A trop se débattre, on développe une peur panique de l'eau. Et le second saut s'avère sans remontée possible.
Restez en apnée avec moi, je vous en supplie, je me sentirai moins seule, entre mon vocabulaire des accidents et celui des conditions météorologiques. Man Overboard.

Passer d'espoir déçu à déception amoureuse. Quelle statut tout nouvellement flatteur.

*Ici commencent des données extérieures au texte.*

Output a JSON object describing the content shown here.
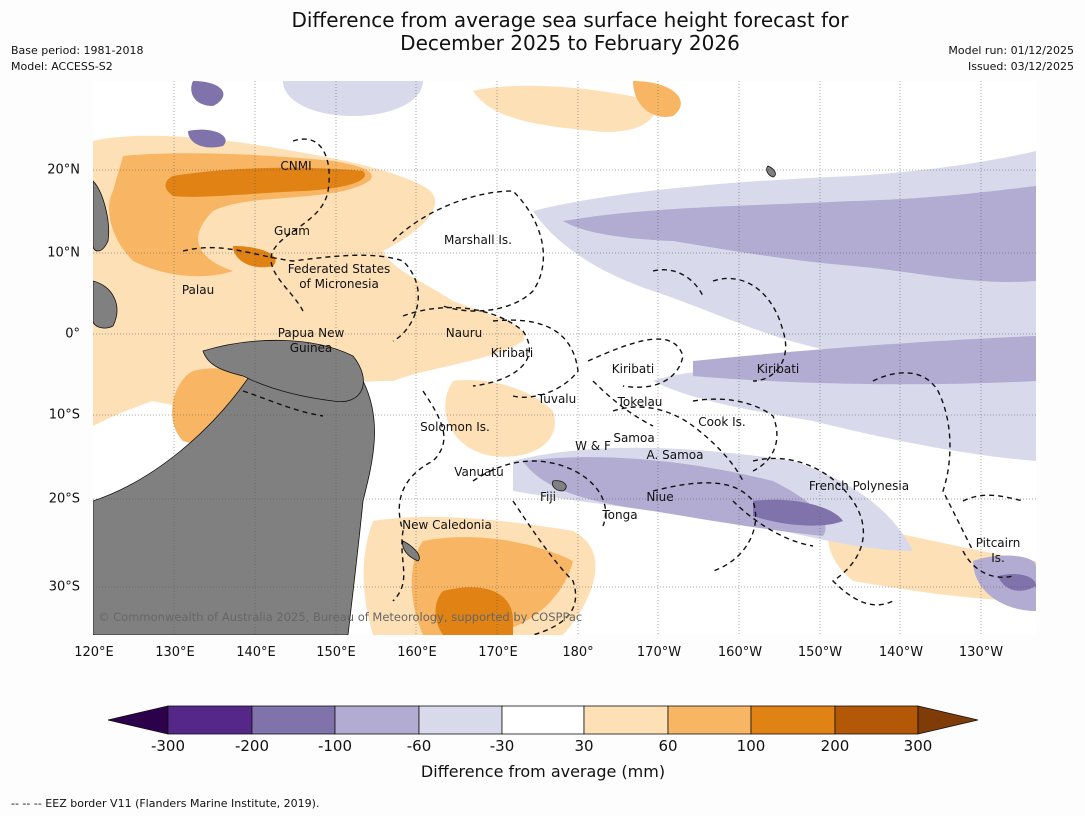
{
  "title_line1": "Difference from average sea surface height forecast for",
  "title_line2": "December 2025 to February 2026",
  "left_meta": [
    "Base period: 1981-2018",
    "Model: ACCESS-S2"
  ],
  "right_meta": [
    "Model run: 01/12/2025",
    "Issued: 03/12/2025"
  ],
  "lon_ticks": [
    "120°E",
    "130°E",
    "140°E",
    "150°E",
    "160°E",
    "170°E",
    "180°",
    "170°W",
    "160°W",
    "150°W",
    "140°W",
    "130°W"
  ],
  "lat_ticks": [
    "20°N",
    "10°N",
    "0°",
    "10°S",
    "20°S",
    "30°S"
  ],
  "places": {
    "cnmi": "CNMI",
    "guam": "Guam",
    "marshall": "Marshall Is.",
    "fsm1": "Federated States",
    "fsm2": "of Micronesia",
    "palau": "Palau",
    "nauru": "Nauru",
    "png1": "Papua New",
    "png2": "Guinea",
    "kiribati_w": "Kiribati",
    "kiribati_c": "Kiribati",
    "kiribati_e": "Kiribati",
    "tuvalu": "Tuvalu",
    "tokelau": "Tokelau",
    "cook": "Cook Is.",
    "solomon": "Solomon Is.",
    "wf": "W & F",
    "samoa": "Samoa",
    "asamoa": "A. Samoa",
    "vanuatu": "Vanuatu",
    "fiji": "Fiji",
    "niue": "Niue",
    "fp": "French Polynesia",
    "tonga": "Tonga",
    "newcal": "New Caledonia",
    "pitcairn1": "Pitcairn",
    "pitcairn2": "Is."
  },
  "copyright": "© Commonwealth of Australia 2025, Bureau of Meteorology, supported by COSPPac",
  "colorbar": {
    "ticks": [
      "-300",
      "-200",
      "-100",
      "-60",
      "-30",
      "30",
      "60",
      "100",
      "200",
      "300"
    ],
    "colors": [
      "#2d004b",
      "#542788",
      "#8073ac",
      "#b2abd2",
      "#d8daeb",
      "#ffffff",
      "#fee0b6",
      "#f8b664",
      "#e08214",
      "#b35806",
      "#7f3b08"
    ],
    "label": "Difference from average (mm)"
  },
  "footer": "--  --  -- EEZ border V11 (Flanders Marine Institute, 2019)."
}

J'aurais bien voulu essayer, vouloir continuer, qu'importe la suite. Prendre plaisir aux querelles et lêcher les insultes sur mon visage, prendre les gliffles comme des caresses et me glisser avec empressement sous les coups. Lever mon verre pour l'anniversaire du viol et faire de grands sourirs. Jouer à cache-cache dans l'appartement, et suivre les tâches de sang - trop, trop, trop, TROP facile. Rester enfermées des jours durant et tirer sur le policier du quartier en restant cachées derrières les pots de fleur. Tomber folle dans tes bras, tomber des nues en te retrouvant nouée à un autre. Faire des sculptures en papier alluminium et rouler des cigarettes en découpant le rideau de douche. J'aurais bien voulu essayer.
Mais il faut croire que je suis devenue trop fière. Il faut bien le croire. Tu as du me répeter trop souvent que j'avais plus de valeur que je ne le pensais. Ca a fini par se retourner contre toi.
Ce que j'en retire, de toute cette histoire ?
Maintenant, mon prénom, je l'écris avec une majuscule. La Merde.
J'ai toute confiance en moi. Les actrices porno ont des démarches assurées de femmes qui ont réussi. J'aurais tort de ne pas en profiter.